Her significant achievement, it would seem, was to be born. It just so happened that her great-grandfather was Conrad Hilton, the founder of Hilton Hotels. With no lack of finances, she became what is known as a celebutante – she was the focus of enough media attention and public interest that she became regarded as a celebrity. I suppose that in itself is an achievement when you consider that Paris became famous before we had social media like we have today but now we see many people using social media in the same way Paris used her wealth. And it has just gone to the next level.

A Chinese University has started offering classes for people who want to become Internet famous. The culture in China is known as ‘wanghong’ or ‘Internet famous’ and to enrol in wanghong classes means you will learn how to dress fashionably; apply makeup; recognise luxury brands and, of course, perform in front of a camera. The wanghong students are easy to spot – they are the ones walking around campus holding a selfie stick seemingly talking to themselves but, of course, they are talking to their ever-growing list of followers hoping to build the numbers to a level that major brands will want to use their channel to market a product. Students are switching from more traditional majors such as accounting and legal studies to a major in wanghong. Even though I am not aware of anywhere else in the world offering University classes in how to become famous via the Internet, the activity is occurring everywhere you turn. There was the incident this week when an Algerian man held his baby over a balcony and posted the picture with the threat “1,000 likes or I’ll drop him” hoping that his radical approach would make him famous. It achieved part of his outcome – he is now known as the man who was arrested for endangering his child.

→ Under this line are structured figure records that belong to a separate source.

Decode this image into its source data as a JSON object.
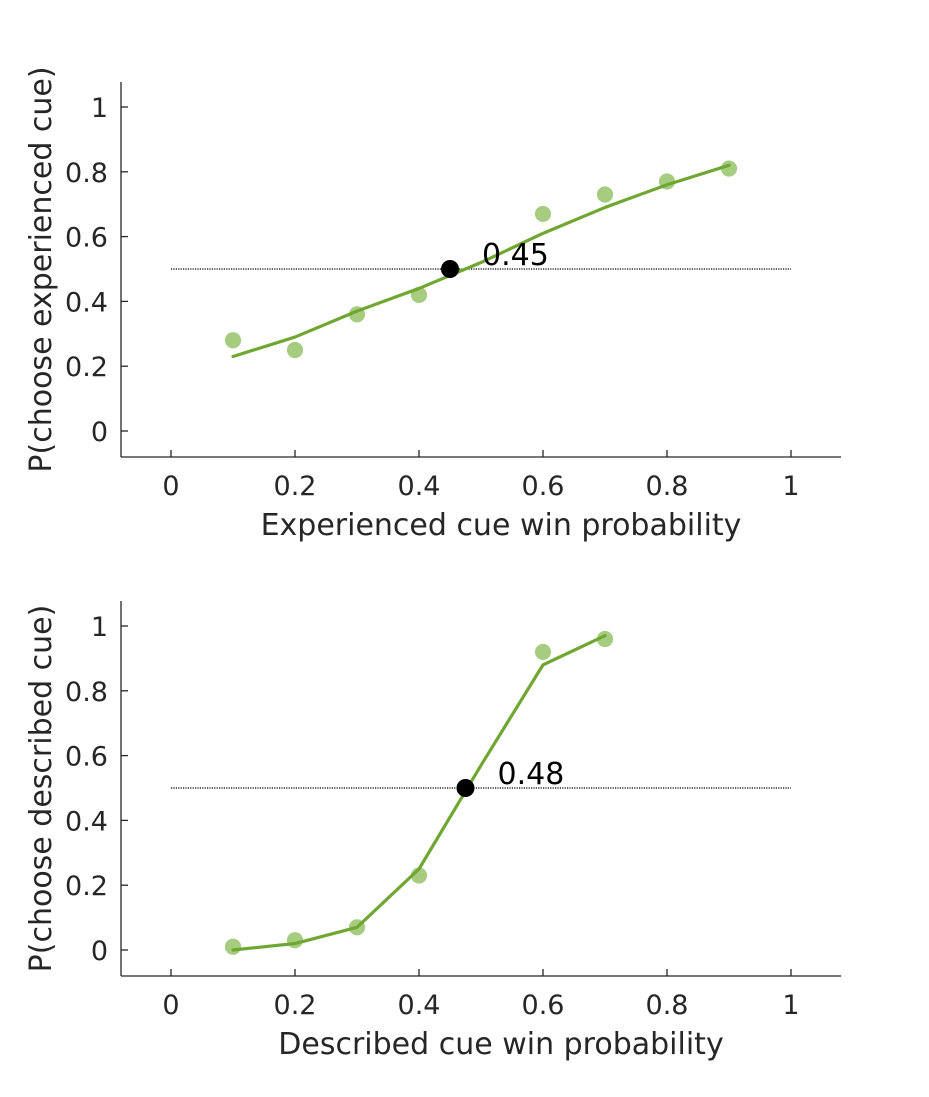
{
  "chart_data": [
    {
      "type": "line",
      "xlabel": "Experienced cue win probability",
      "ylabel": "P(choose experienced cue)",
      "xlim": [
        -0.08,
        1.08
      ],
      "ylim": [
        -0.08,
        1.08
      ],
      "xticks": [
        0,
        0.2,
        0.4,
        0.6,
        0.8,
        1
      ],
      "xtick_labels": [
        "0",
        "0.2",
        "0.4",
        "0.6",
        "0.8",
        "1"
      ],
      "yticks": [
        0,
        0.2,
        0.4,
        0.6,
        0.8,
        1
      ],
      "ytick_labels": [
        "0",
        "0.2",
        "0.4",
        "0.6",
        "0.8",
        "1"
      ],
      "grid": false,
      "reference_line": {
        "y": 0.5,
        "x_range": [
          0,
          1
        ],
        "style": "dotted"
      },
      "series": [
        {
          "kind": "scatter",
          "color": "#a6cc80",
          "x": [
            0.1,
            0.2,
            0.3,
            0.4,
            0.6,
            0.7,
            0.8,
            0.9
          ],
          "y": [
            0.28,
            0.25,
            0.36,
            0.42,
            0.67,
            0.73,
            0.77,
            0.81
          ]
        },
        {
          "kind": "line",
          "color": "#70a632",
          "x": [
            0.1,
            0.2,
            0.3,
            0.4,
            0.5,
            0.6,
            0.7,
            0.8,
            0.9
          ],
          "y": [
            0.23,
            0.29,
            0.37,
            0.44,
            0.52,
            0.61,
            0.69,
            0.76,
            0.82
          ]
        }
      ],
      "threshold": {
        "x": 0.45,
        "y": 0.5,
        "label": "0.45",
        "color": "#000000"
      }
    },
    {
      "type": "line",
      "xlabel": "Described cue win probability",
      "ylabel": "P(choose described cue)",
      "xlim": [
        -0.08,
        1.08
      ],
      "ylim": [
        -0.08,
        1.08
      ],
      "xticks": [
        0,
        0.2,
        0.4,
        0.6,
        0.8,
        1
      ],
      "xtick_labels": [
        "0",
        "0.2",
        "0.4",
        "0.6",
        "0.8",
        "1"
      ],
      "yticks": [
        0,
        0.2,
        0.4,
        0.6,
        0.8,
        1
      ],
      "ytick_labels": [
        "0",
        "0.2",
        "0.4",
        "0.6",
        "0.8",
        "1"
      ],
      "grid": false,
      "reference_line": {
        "y": 0.5,
        "x_range": [
          0,
          1
        ],
        "style": "dotted"
      },
      "series": [
        {
          "kind": "scatter",
          "color": "#a6cc80",
          "x": [
            0.1,
            0.2,
            0.3,
            0.4,
            0.6,
            0.7
          ],
          "y": [
            0.01,
            0.03,
            0.07,
            0.23,
            0.92,
            0.96
          ]
        },
        {
          "kind": "line",
          "color": "#70a632",
          "x": [
            0.1,
            0.2,
            0.3,
            0.4,
            0.5,
            0.6,
            0.7
          ],
          "y": [
            0.0,
            0.02,
            0.07,
            0.25,
            0.57,
            0.88,
            0.97
          ]
        }
      ],
      "threshold": {
        "x": 0.475,
        "y": 0.5,
        "label": "0.48",
        "color": "#000000"
      }
    }
  ]
}
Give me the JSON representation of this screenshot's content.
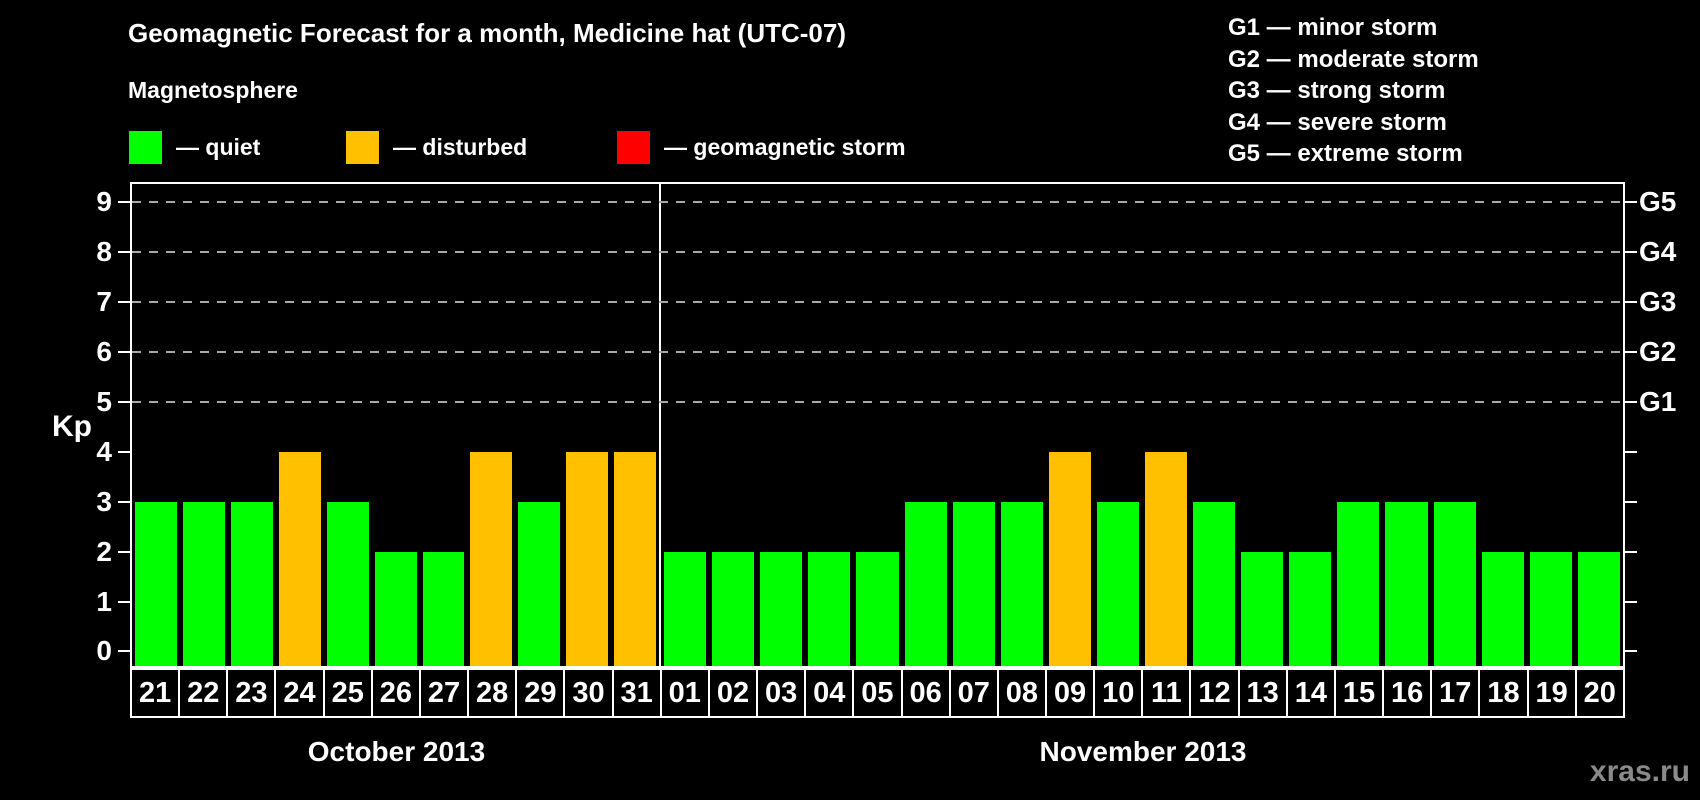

The most subscribed YouTube channel in the world is a simple channel called PewDiePie which features Swede Felix Kjellberg playing video games and commenting as he plays. He is not a world champion gamer and doesn’t offer super hidden secrets in his games. He just plays and comments. It doesn’t sound like much but 55 million subscribers converts into a multi-million dollar monthly income just for playing video games. It makes it sound a bit hollow when I tell my teenage son to stop playing video games and do some real study!

This is just scratching the surface. Daniel Middleton has 14.9 million subscribers who watch him review video games. Roman Atwood has 12.6 million subscribers who watch him post updates about his daily life. The list goes on. Forget about finding your talent and working hard for years to succeed using your talent – just start a YouTube channel! I suppose that in itself is a talent. I will be interested to see how long before Universities in Australia start offering the equivalent of wanghong courses.

App of the Week is Meditapes. You can use this app to create your own relaxing sounds to improve sleep and stay calm (or so it is claimed). After Wednesday night’s performance, I think the NSW State of Origin team used Meditapes at halftime!